Chemotherapy drug treatments can cause neuropathy, or injury to the peripheral nerves. These consist of motor nerves that help with movement and muscle tone and sensory nerves that help with temperature, pain and touch. The symptoms of neuropathy depend on the nerve type that is affected.  

Symptoms of motor nerve damage include muscle weakness, spasms, cramps, and possibly loss of balance and coordination. Sensory nerve damage can result in pain, numbness, tingling (burning, freezing sensation), and extreme sensitivity to touch. 

If peripheral neuropathy goes untreated, it can develop into permanent damage to nerves, tissues and muscles. Proper treatment can help reduce the risk of irreparable damage and other serious consequences. 

Drugs That Cause Neuropathy

Patients that receive vinca alkaloids (anticancer drugs that stop cancer cell growth by inhibiting cell division) are susceptible to develop neuropathy during their treatment. The condition may develop weeks, month or years even after treatments end. The symptoms may wane as the nerves heal.

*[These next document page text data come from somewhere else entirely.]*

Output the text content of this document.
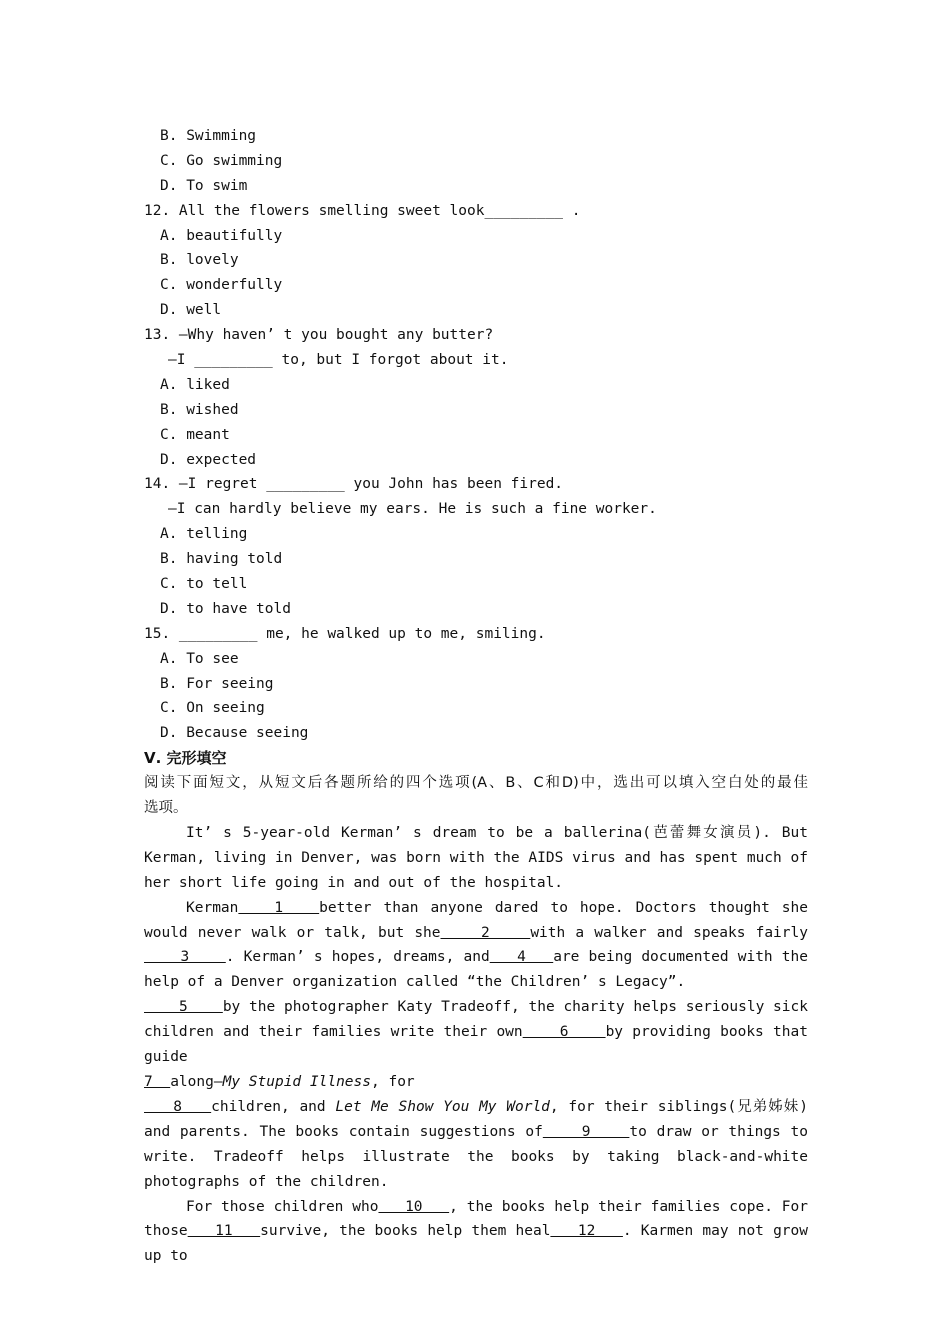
B. Swimming
C. Go swimming
D. To swim
12. All the flowers smelling sweet look_________ .
A. beautifully
B. lovely
C. wonderfully
D. well
13. —Why haven’ t you bought any butter?
—I _________ to, but I forgot about it.
A. liked
B. wished
C. meant
D. expected
14. —I regret _________ you John has been fired.
—I can hardly believe my ears. He is such a fine worker.
A. telling
B. having told
C. to tell
D. to have told
15. _________ me, he walked up to me, smiling.
A. To see
B. For seeing
C. On seeing
D. Because seeing
Ⅴ. 完形填空
阅读下面短文，从短文后各题所给的四个选项(A、B、C和D)中，选出可以填入空白处的最佳
选项。
It’ s 5-year-old Kerman’ s dream to be a ballerina(芭蕾舞女演员). But Kerman, living in Denver, was born with the AIDS virus and has spent much of her short life going in and out of the hospital.
Kerman   1   better than anyone dared to hope. Doctors thought she would never walk or talk, but she    2    with a walker and speaks fairly    3    . Kerman’ s hopes, dreams, and   4   are being documented with the help of a Denver organization called “the Children’ s Legacy”.
5    by the photographer Katy Tradeoff, the charity helps seriously sick children and their families write their own    6    by providing books that guide
7  along—My Stupid Illness, for
8   children, and Let Me Show You My World, for their siblings(兄弟姊妹) and parents. The books contain suggestions of    9    to draw or things to write. Tradeoff helps illustrate the books by taking black-and-white photographs of the children.
For those children who   10   , the books help their families cope. For those   11   survive, the books help them heal   12   . Karmen may not grow up to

Some chemotherapy drugs that are known to cause neuropathy are cisplatin, paclitaxel, oxaliplatin, vincristine, thalidomide and bortezomib. Patients that are already experience nerve damage by other conditions such as diabetes or excessive alcohol use are more prone to develop chemotherapy drug related neuropathy. 

Drug Treatments for Neuropathy

Physicians are investigating some drugs such as anticonvulsants (used in the treatment of epileptic seizures) and antidepressants to help treat the symptoms of neuropathy.

Doctors have found these drugs helpful in managing the condition even though the Food and Drug Administration has not given approval of these drugs for neuropathy treatment. 

Anticonvulsants such as Neurontin have been administered to patients with the condition. Doctors prescribe a low dose to begin and increase as time goes on to help manage pain.  

Some antidepressants used to manage neuropathy symptoms are nortriptyline and amitriptyline.  

Other Non-Drug Treatments for Neuropathy

Some of the following methods can be used in combination with drug treatment or alone to help manage symptoms of neuropathy: 

– massage 
– herbs 
– acupuncture 
– physical therapy to help strengthen muscles 
– occupational therapy to help with assistance of daily tasks 

Another technique is to use transcutaneous electrical nerve stimulation (TENS) to help stop pain signals from going to the brain by using painless electrical impulses by placing electrodes on the skin. TENS seems to be more effective with acute pain and less effective with chronic pain.